Confirmed: Obama Made No Calls, Took No Action During Benghazi Attack
President Obama didn’t make any phone calls the night of the Sept. 11 attacks on the U.S. Consulate in Benghazi, Libya, the White House said in a letter to Congress released Thursday. “During the entire attack, the president of the United States never picked up the phone to put the weight of his office in the mix,” said Sen. Lindsey Graham, South Carolina Republican, who had held up Mr. Obama’s defense secretary nominee to force the information to be released. Mr. Graham said that if Mr. Obama had picked up the phone, at least two of the Americans killed in the attacks on the U.S. Consulate in Benghazi might still be alive because he might have been able to push U.S. aid to get to the scene faster. The White House has said Mr. Obama was kept up to date on the attack by his staff, though after being alerted to the attack in a pre-scheduled afternoon meeting he never spoke again with Defense Secretary Leon Panetta, Joint Chiefs of Staff Chairman Martin E. Dempsey or then-Secretary of State Hillary Rodham Clinton.
And there's this, which (a) re-confirms what we've known for some time, and (b) begs the question of why the administration approved false talking points for public consumption:
Mr. Panetta told Congress last week that he knew immediately the attacks were a terrorist assault, though the White House downplayed that notion in the first five days after the attack.

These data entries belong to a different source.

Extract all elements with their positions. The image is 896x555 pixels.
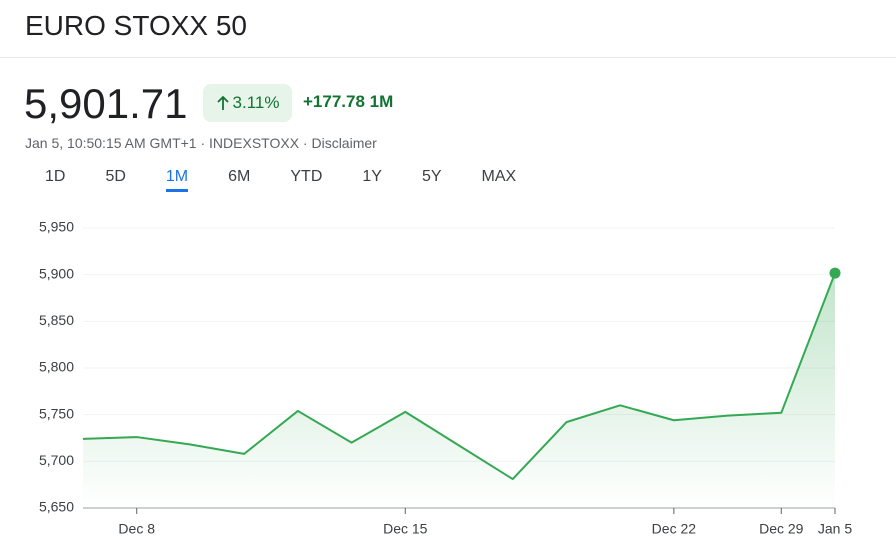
range-tab[interactable]: 1Y bbox=[362, 168, 382, 185]
last-point bbox=[829, 267, 841, 279]
y-tick-label: 5,650 bbox=[39, 499, 74, 515]
range-tab[interactable]: 5Y bbox=[421, 168, 442, 185]
area-fill bbox=[83, 273, 835, 508]
range-tab[interactable]: MAX bbox=[481, 168, 517, 185]
price-line bbox=[82, 272, 836, 481]
x-tick-label: Dec 15 bbox=[383, 521, 428, 537]
range-tab[interactable]: 1D bbox=[45, 168, 66, 185]
y-tick-label: 5,800 bbox=[39, 359, 74, 375]
x-tick-label: Dec 29 bbox=[759, 521, 804, 537]
title: EURO STOXX 50 bbox=[25, 10, 248, 41]
change-pct: 3.11% bbox=[232, 93, 280, 112]
y-tick-label: 5,750 bbox=[39, 405, 74, 421]
x-tick-label: Jan 5 bbox=[818, 521, 852, 537]
subtitle: Jan 5, 10:50:15 AM GMT+1 · INDEXSTOXX · … bbox=[25, 135, 377, 151]
change: +177.78 1M bbox=[303, 92, 394, 111]
up-arrow bbox=[216, 95, 229, 110]
range-tab[interactable]: 1M bbox=[165, 166, 189, 192]
x-tick-label: Dec 22 bbox=[652, 521, 697, 537]
chart: 5,650 5,700 5,750 5,800 5,850 5,900 5,950 Dec 8… bbox=[39, 219, 852, 537]
x-tick-label: Dec 8 bbox=[118, 521, 155, 537]
range-tab[interactable]: YTD bbox=[290, 168, 323, 185]
y-tick-label: 5,900 bbox=[39, 265, 74, 281]
separator bbox=[0, 57, 896, 58]
y-tick-label: 5,950 bbox=[39, 219, 74, 235]
range-tab[interactable]: 6M bbox=[228, 168, 251, 185]
y-tick-label: 5,850 bbox=[39, 312, 74, 328]
range-tabs: 1D 5D 1M 6M YTD 1Y 5Y MAX bbox=[25, 166, 536, 192]
y-tick-label: 5,700 bbox=[39, 452, 74, 468]
price: 5,901.71 bbox=[24, 80, 188, 127]
change-badge: 3.11% bbox=[203, 84, 292, 122]
range-tab[interactable]: 5D bbox=[105, 168, 126, 185]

Who conceived of the false talking points and why were they employed at all, let alone for days? Why were requests for security upgrades repeatedly turned down, especially since our intelligence knew of at least ten active jihadi groups operating in Benghazi at the time? If the Commander-in-Chief wasn't in contact with his top people throughout the raid, and if he wasn't ordering the full might of the United States military into motion to protect the lives of our diplomats (which he's claimed is his "number one" priority), what was he doing over those eight hours? Our only clue is a campaign rally in Las Vegas the next day, which the president attended as scheduled -- having blown off another daily intelligence briefing, which was a habitual occurrence. That these questions have not been sufficiently answered -- or even asked, in some cases -- is less a product of masterful White House stonewalling as it is a profoundly vexing indictment of our media.
But hey, "what difference does it make?"